Podobnie postępował, gdy po kilku latach wędrówki dotarł do Wiecznego Miasta. Również tam swoją pobożność ubogacał służąc ubogim i chorym. Jego postawa oraz dar uzdrawiania zjednały mu opinię świętego. Gdy zaraza w Rzymie wygasła i miasto powróciło do normalnego życia, Roch postanowił powrócić do Francji. W drodze powrotnej znów zastał epidemię dżumy – tym razem w Piacenza. Posługując zadżumionym, tym razem sam zaraził się tą chorobą. W poddaniu się woli Bożej, by nie zarazić innych, schronił się w pobliskim lesie. Według podania, wytropił go tam pies (w legendach nazywany Roszkiem). Po śladach psa odkrył Rocha właściciel pobliskiego gospodarstwa. Człowiek ten zabrał go do siebie i opiekował się nim aż do wyzdrowienia. Wróciwszy do zdrowia, św. Roch udał się w dalszą podróż. Jednakże w przygranicznym miasteczku Angera aresztowano go pod zarzutem szpiegostwa. Następnie poddano torturom i uwięziono na ponad 5 lat. Wycieńczony chorobą i torturami zmarł 16 sierpnia około 1327 r., w wieku zaledwie 32 lat.

Według podań niektórych hagiografów, po Jego śmierci, na ścianie celi więziennej odkryto napis:

Panie, jeśli mam o co prosić, to spraw łaskawie,

aby dla zasług najukochańszego Syna Twego

został uleczony każdy, kto mnie

w zaraźliwej chorobie wezwie o pomoc.

Gdy rozpoznano, kim był nieznany więzień, ciało św. Rocha umieszczono w miejscowym kościele parafialnym, uznając go za męża świętego. Wkrótce jednak przeniesiono je do Wenecji.

Wraz ze śmiercią Rocha rozpoczął się jego kult jako patrona od zarazy. Szybko rozprzestrzenił się we Francji, zawędrował do Niemiec i Włoch. W Rzymie papież Aleksander VI wystawił ku czci Świętego kościół, a Pius IV ufundował szpital, powierzając go bractwu św. Rocha (1560).

Kult św. Rocha rozwijał się, gdy liczne epidemie dziesiątkowały  ludność. Rozwojowi sprzjała również działalność franciszkanów, którzy uważali go za swojego tercjarza.
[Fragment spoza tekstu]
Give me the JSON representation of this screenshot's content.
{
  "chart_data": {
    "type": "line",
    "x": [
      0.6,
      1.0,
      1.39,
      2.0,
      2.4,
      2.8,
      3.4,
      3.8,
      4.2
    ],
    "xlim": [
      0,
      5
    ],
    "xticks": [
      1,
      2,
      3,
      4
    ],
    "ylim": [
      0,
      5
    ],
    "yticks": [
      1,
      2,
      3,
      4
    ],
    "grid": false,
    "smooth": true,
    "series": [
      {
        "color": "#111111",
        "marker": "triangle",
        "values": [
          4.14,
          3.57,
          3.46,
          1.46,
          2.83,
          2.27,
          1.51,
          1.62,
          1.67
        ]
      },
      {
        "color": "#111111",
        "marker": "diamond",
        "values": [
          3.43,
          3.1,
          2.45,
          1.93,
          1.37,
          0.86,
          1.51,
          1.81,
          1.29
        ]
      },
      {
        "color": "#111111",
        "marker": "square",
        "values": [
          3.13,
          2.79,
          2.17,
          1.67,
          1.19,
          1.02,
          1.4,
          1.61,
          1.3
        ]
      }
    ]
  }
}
W Polsce św. Roch był czczony już w XV wieku i zapewne w tym czasie jego kult dotarł do Krakowa, gdzie obok św. Sebastiana stał się patronem chroniącym od zarazy. Stał się zatem św. Roch patronem chroniącym od wszelkich chorób i szczególnym opiekunem zwierząt domowych.